Isaac stayed in the dark beneath a tree looking on. He didn’t like confrontation. He deplored violence of any kind. All that shouting and posturing - it made him feel eight years old again. And while his stomach and his head both made their case for him to turn around and go home, his heart waned, like some crowning sonata, as if it knew that on the other side of that danger waited the greatest treasure of all; Love.
Were this a movie, the sound of that violence would be lost to that of his beating heart. It, like a drum, would pound the fear and indecision out of his senses until all that was left was compassion and courage. Were it a movie, the song that she sang wold be blaring through the cinema speakers as her spectacled face, like a hummingbird, fluttered before his eyes. Were it a movie, the cinemagoers would all be shouting, “Run after her, you stupid son of a bitch.” And they would all be holding hands, hoping to dear God that he did. Were this a movie, it would be now or never.
And so he took a deep breath and, he ignored the fact that he was on his own and most probably looking strange and awkward. Once he was inside, none of that would matter. And so he made his way through the swarming tribes, ignoring their mocking and hateful derision – his heart bursting with force fields and laser beams all in the name of love.
“You,” said The Bouncer, gesturing with his finger.
A group of young men and women pushed forwards; of which the men were dressed in Viking furs with magnificently groomed beards, manicured fingernails, fantastic complexion, and ponytailed hair.

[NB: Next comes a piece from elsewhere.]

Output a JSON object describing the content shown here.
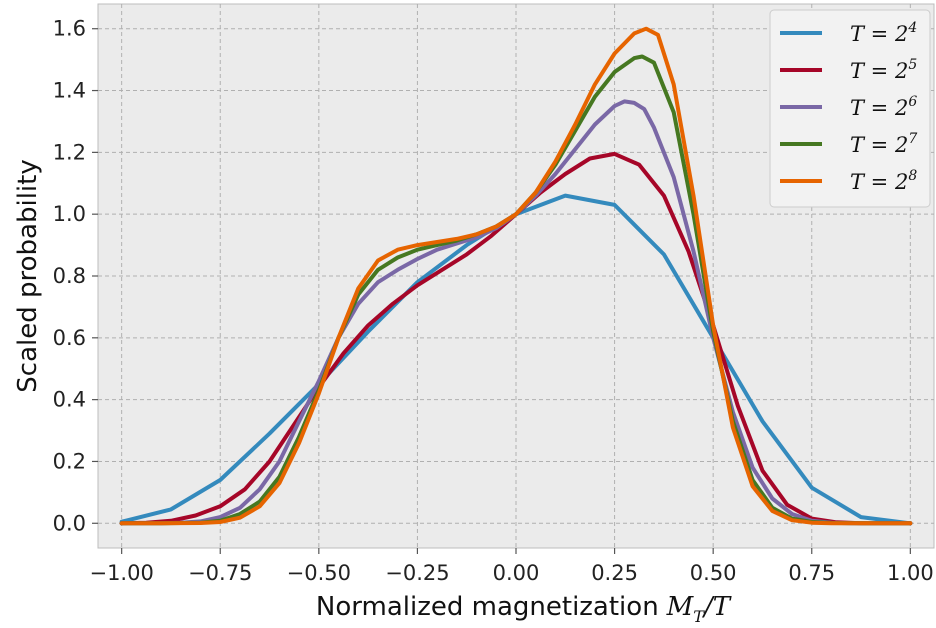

“Not you,” said The Bouncer. “Him.”
They all turned to Isaac who, unlike everyone else, looked as if he were dressed to snatch the Sunday paper from his neighbour’s verge.
“Him? What’s so special about him?”
The young Viking men twisted their moustaches while the women hitched up their linen shifts, mocking Isaac as he pushed his way through their malleable tribe.
“Ewww,” said one of the women; the one with the prettiest anklets. “Who’s gonna wanna get with a guy like that?”
“Alright then,” said The Bouncer, proposing a thought experiment. “If I let you in, what song would you sing?”
The three women in the tribe didn’t need any time to consider.
“Girls just wanna have fun!” they shouted, while behind them, like gorillas beating against their scarred and bloody chests, the Viking men continued to whisk their beards into tight and pretty little points; their threat doused in sheer elegance.
“Name that song,” said The Bouncer. “And I’ll let you in.”
In the background, it sounded as if a dolphin was giving birth.
“Song?”
They all laughed and scoffed at the sound they were hearing.
“Put her out of her misery.”
That was all The Bouncer needed to hear.